“Fair play” in scientific publication

Subject:  Multidisciplinary
Round table with the attendants of the seminar
Author: Samdra Pérez

The publishers of the UOC’s academic journals joined sociologist, philosopher and researcher from the CSIC, Fernando Aguiar, to reflect on ethical considerations in the world of scientific publication.

In 1998, the press gave wide coverage to a study published in the prestigious journal The Lancet linking the MMR viral vaccine with autism, which resulted in many parents around the world refusing to vaccinate their children. Just six years later, journalist Brian Deer uncovered the truth; the study had been funded by a law firm and the results were false.

This well-known case formed the subject of the opening address for the UOC’s 5th Scientific Publishing Seminar given by the University’s Vice President for Strategic Planning and Research, Marta Aymerich. This case, which represents the epitome of serious praxis error and irreversible consequences, provided the perfect starting point for a discussion on the ethics of scientific publishing.

Fernando Aguiar, a researcher at the CSIC’s Institute of Philosophy, then gave a presentation on the values, distortion and transformation of the publication system, providing anecdotes and case studies based on his own professional experience as director of one of Spain’s leading sociology magazines: the Revista Internacional de Sociología (International Sociology Journal, RIS).

Publishing, the good and the bad

Aguiar assumed a positive approach in terms of ethics in publishing: “When we consider the moral or ethical issues of publishing, we tend to think of negatives aspects rather than the positive values that underpin the publishing system.
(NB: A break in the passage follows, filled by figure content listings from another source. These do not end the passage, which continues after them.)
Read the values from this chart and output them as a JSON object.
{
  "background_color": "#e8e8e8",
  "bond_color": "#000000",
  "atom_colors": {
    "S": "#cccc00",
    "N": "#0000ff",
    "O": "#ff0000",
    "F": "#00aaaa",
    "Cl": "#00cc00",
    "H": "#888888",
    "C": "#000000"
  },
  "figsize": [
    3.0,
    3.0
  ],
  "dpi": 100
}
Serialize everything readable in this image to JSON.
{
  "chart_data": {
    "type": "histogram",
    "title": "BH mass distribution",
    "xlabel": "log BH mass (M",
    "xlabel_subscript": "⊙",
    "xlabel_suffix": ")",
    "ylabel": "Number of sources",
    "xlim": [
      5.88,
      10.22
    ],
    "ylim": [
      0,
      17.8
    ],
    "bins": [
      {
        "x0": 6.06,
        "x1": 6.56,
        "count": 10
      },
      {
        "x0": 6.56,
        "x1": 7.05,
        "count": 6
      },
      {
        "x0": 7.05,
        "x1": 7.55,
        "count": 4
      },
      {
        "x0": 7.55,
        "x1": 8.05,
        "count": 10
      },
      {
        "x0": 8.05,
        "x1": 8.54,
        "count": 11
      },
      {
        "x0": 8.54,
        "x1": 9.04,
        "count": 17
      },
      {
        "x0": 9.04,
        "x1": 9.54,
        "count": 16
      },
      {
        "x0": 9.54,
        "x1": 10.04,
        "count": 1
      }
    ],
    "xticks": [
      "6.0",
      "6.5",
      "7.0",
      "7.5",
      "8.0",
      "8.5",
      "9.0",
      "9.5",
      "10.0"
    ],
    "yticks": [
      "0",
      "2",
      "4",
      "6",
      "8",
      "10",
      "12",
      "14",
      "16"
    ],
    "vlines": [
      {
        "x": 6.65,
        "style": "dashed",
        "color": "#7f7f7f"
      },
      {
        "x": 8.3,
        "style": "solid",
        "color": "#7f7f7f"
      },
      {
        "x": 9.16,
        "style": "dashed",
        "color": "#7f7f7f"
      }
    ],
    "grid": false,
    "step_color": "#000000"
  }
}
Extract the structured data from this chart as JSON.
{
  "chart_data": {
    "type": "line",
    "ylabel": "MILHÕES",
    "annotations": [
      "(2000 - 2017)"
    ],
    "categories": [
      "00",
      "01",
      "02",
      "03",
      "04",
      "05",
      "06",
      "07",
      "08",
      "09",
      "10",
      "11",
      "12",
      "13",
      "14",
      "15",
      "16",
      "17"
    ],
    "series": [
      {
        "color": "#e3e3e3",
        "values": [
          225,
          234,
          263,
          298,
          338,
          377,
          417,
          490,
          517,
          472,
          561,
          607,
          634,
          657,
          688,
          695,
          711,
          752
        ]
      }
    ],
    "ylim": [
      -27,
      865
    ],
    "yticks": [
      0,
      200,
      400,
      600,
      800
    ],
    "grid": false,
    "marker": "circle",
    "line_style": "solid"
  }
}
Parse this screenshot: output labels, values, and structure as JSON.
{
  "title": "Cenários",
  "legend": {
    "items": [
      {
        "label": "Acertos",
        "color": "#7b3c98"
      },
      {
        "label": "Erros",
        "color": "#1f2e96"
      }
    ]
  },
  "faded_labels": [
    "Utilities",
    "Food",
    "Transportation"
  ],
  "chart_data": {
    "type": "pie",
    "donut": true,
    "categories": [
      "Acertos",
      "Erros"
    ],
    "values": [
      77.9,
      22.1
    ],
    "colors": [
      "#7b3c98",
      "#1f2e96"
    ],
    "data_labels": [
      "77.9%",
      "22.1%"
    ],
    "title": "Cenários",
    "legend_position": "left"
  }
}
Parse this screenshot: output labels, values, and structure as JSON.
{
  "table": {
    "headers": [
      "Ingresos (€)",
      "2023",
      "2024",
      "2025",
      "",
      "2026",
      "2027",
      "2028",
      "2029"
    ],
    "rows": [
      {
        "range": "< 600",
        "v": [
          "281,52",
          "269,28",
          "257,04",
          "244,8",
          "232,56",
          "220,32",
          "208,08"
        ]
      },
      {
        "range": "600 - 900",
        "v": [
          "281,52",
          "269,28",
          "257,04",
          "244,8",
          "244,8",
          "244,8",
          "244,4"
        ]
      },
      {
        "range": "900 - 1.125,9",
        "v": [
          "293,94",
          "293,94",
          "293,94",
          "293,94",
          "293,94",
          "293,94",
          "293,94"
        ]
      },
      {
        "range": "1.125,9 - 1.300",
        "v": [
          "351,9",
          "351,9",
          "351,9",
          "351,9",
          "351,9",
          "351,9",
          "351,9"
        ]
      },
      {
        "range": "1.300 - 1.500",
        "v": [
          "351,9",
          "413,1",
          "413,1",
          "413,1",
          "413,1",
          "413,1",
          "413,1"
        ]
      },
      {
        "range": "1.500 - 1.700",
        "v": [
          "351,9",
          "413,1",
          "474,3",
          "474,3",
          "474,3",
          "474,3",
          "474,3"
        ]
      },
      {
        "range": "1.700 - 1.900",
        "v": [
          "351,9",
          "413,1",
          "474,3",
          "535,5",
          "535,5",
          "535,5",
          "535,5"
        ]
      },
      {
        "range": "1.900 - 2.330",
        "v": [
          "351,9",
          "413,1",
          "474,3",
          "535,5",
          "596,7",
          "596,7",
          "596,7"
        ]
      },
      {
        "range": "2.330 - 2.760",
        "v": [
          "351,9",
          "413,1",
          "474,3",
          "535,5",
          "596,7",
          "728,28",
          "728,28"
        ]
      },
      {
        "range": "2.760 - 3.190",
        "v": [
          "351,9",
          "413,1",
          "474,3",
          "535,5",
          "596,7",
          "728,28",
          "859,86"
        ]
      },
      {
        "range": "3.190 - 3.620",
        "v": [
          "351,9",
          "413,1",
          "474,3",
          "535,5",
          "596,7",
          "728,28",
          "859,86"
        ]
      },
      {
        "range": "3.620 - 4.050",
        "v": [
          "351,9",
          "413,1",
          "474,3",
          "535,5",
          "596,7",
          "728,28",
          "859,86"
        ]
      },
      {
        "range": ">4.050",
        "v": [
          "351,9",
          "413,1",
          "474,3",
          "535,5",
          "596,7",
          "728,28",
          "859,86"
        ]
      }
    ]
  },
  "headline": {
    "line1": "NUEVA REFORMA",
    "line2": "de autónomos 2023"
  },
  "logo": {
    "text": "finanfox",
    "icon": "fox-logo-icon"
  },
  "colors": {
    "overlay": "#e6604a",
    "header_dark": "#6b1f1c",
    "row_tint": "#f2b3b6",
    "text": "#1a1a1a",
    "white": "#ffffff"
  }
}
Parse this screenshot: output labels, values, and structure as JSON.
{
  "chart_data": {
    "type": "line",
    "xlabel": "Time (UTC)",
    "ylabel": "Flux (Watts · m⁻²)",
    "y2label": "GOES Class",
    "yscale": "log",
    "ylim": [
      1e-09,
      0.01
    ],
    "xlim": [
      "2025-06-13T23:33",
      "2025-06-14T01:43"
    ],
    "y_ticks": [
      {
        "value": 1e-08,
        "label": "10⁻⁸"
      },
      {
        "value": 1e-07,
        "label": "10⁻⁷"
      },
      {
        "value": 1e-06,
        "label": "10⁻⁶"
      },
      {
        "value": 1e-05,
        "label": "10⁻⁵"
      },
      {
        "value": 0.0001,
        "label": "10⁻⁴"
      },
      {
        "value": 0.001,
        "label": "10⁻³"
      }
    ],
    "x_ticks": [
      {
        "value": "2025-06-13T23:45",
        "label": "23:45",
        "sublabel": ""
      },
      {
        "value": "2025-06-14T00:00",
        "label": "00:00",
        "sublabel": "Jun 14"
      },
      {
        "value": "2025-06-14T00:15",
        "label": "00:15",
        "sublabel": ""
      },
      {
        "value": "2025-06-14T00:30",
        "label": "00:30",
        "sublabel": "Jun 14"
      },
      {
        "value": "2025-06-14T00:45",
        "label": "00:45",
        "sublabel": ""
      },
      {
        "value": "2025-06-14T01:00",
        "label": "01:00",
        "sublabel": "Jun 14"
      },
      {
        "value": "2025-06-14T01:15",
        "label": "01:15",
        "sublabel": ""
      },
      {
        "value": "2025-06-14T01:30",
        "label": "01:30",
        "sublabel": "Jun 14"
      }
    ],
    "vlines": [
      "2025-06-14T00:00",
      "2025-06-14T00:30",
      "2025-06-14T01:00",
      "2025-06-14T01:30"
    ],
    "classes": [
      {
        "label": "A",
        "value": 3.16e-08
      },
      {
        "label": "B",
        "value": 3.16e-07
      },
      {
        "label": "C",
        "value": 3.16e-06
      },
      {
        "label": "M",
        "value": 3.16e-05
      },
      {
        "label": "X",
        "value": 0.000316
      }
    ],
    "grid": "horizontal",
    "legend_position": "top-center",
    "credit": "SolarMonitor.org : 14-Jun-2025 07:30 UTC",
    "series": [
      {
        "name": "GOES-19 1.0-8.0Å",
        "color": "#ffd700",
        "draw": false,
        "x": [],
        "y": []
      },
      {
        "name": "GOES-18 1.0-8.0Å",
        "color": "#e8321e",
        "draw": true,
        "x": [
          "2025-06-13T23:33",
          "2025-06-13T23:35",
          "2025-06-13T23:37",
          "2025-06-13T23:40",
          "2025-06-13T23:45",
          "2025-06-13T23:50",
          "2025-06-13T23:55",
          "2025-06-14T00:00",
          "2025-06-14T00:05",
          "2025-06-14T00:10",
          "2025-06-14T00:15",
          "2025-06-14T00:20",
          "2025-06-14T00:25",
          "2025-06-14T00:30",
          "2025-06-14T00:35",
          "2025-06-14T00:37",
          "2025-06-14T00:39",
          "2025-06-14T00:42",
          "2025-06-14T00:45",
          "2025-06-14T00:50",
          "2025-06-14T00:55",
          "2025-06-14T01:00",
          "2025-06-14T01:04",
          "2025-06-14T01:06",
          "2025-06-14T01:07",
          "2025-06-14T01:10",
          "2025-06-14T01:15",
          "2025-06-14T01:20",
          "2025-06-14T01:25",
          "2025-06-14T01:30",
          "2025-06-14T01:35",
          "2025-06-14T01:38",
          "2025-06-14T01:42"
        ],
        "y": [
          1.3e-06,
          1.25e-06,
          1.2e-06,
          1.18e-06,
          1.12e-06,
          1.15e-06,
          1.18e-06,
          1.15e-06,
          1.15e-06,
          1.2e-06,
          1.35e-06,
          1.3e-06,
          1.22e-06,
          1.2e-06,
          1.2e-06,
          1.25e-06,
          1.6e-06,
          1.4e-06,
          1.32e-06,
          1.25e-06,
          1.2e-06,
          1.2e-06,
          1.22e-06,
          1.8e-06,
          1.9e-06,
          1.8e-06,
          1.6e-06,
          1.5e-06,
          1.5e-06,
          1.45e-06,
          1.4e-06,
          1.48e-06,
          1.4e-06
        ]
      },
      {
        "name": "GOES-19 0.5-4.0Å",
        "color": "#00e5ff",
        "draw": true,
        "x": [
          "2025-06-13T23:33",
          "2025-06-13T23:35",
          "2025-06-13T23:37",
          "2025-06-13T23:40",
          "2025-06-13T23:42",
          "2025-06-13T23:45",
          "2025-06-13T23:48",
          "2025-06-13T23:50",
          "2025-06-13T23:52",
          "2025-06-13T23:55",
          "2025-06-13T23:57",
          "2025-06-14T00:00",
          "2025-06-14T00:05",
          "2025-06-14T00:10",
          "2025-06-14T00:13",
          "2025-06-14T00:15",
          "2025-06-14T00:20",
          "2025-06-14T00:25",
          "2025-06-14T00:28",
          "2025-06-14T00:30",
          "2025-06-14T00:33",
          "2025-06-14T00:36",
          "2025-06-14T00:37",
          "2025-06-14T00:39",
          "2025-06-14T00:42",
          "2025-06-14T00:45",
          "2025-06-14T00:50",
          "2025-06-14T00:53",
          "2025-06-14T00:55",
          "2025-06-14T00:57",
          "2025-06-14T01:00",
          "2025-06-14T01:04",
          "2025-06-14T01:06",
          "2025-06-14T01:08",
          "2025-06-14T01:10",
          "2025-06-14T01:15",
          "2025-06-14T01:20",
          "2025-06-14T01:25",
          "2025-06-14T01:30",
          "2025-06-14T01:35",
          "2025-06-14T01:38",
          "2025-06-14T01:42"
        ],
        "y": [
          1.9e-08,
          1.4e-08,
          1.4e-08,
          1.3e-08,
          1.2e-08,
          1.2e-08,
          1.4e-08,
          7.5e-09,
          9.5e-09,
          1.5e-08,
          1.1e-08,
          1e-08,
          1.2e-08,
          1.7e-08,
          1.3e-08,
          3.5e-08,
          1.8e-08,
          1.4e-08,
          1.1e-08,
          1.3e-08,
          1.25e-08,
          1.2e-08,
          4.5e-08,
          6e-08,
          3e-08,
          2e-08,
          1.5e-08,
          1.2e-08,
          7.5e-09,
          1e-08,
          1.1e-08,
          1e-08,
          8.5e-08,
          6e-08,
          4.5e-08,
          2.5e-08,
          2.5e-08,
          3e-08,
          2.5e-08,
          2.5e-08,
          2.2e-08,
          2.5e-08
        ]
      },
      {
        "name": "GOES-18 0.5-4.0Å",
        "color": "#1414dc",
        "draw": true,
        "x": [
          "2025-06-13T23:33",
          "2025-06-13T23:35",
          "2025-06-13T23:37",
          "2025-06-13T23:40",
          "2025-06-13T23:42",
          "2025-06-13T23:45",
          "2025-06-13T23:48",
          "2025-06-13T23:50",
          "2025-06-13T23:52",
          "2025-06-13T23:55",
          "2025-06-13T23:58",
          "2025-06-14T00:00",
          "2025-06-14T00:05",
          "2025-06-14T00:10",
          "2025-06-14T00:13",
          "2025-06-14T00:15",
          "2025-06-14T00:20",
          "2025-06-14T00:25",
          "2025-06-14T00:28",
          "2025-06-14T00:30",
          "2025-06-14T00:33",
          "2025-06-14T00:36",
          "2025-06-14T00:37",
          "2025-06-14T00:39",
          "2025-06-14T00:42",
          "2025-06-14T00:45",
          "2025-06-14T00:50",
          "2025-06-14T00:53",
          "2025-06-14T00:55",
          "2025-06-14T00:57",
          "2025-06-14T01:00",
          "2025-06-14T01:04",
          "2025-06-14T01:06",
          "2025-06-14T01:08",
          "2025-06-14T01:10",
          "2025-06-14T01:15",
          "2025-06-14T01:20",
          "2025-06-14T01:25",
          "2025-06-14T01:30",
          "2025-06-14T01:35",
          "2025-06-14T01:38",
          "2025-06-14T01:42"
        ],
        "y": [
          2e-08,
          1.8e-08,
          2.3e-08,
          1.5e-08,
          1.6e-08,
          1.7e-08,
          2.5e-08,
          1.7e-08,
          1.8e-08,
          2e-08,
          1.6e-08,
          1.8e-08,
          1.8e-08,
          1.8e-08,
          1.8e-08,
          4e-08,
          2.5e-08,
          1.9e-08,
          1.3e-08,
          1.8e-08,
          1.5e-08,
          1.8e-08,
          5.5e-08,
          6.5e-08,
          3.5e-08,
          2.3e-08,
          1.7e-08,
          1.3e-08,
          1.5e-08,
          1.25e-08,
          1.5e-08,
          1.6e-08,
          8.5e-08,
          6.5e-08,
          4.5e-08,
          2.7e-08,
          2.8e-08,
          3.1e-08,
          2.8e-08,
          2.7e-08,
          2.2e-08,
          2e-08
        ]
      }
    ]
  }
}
These remain in the background and, as publishers, we need to protect them”.

To that end, Aguiar began his talk by listing the moral and institutional values of an ideal publication system before going on to point out the factors with the potential to undermine them.

  • Impartiality (equal assessment for all), merit, effort and originality (preventing fraud, plagiarism or copying), were the moral values he cited as being central to ensuring “fair play” and developing a “just system”. ​
  • The expert also outlined the basic ethical code required to cultivate the professional practices of researchers. He started with the theory of sociologist Robert K. Merton: recording, certification, dissemination, conservation and, recently, assessment as well. These values are based on the desire for recognition, and it is at this point that the emotional factor comes into play in relation to moral values.

System distortion

Based on the framework of this model, Aguiar identified the moral and ethical issues related to scientific publication, the potential distortions to the system on the part of all the stakeholders involved in publishing across all stages: assessment, measurement and diffusion.

  • To begin with, authors may succumb to plagiarism, autoplagiarism, false authorship, attempts to pressure publishers or the use of personal influence. Similarly, publishers may show bias or be drawn into the theft of an idea, and reviewers could fall into the trap of endogamy or conservatism, which would impede innovation and risk-taking.
  • In terms of measurement, distortions can occur in the form of reference networks, pressure groups or an excess of qualitative fervour, which Aguiar emphasized with the example of a Forges cartoon poking fun at the academic world’s preoccupation for having articles published in journals belonging to the Journal Citation Report (JCR).
  • Finally, diffusion can be influenced by the commercialization of knowledge or the activities of predatory journals. Another important factor to consider is the secondary status of the book in favour of the article.

The guest speaker provided several examples of situations he had personally observed over the course of his five years as director of the Revista Internacional de Sociología.

The transformational process

Aguiar went on to suggest alternatives to the current publishing model through the introduction of changes that promote the preservation of its virtues, before commenting on the pros and cons of adopting alternatives to the impact indexes and the predominance of qualitative assessment.

Concluding with a review of the points of the San Francisco Declaration on Research Assessment (DORA) and the Leiden Manifesto for Research Metrics, the informative lecture sparked numerous questions, making for a lively hour-long final Q&A session, featuring the participation of all the journal representatives in attendance.

This marks the fifth in a series of scientific publishing seminars organized by Library and Learning Resources and coordinated by Elsa Corominas at the UOC.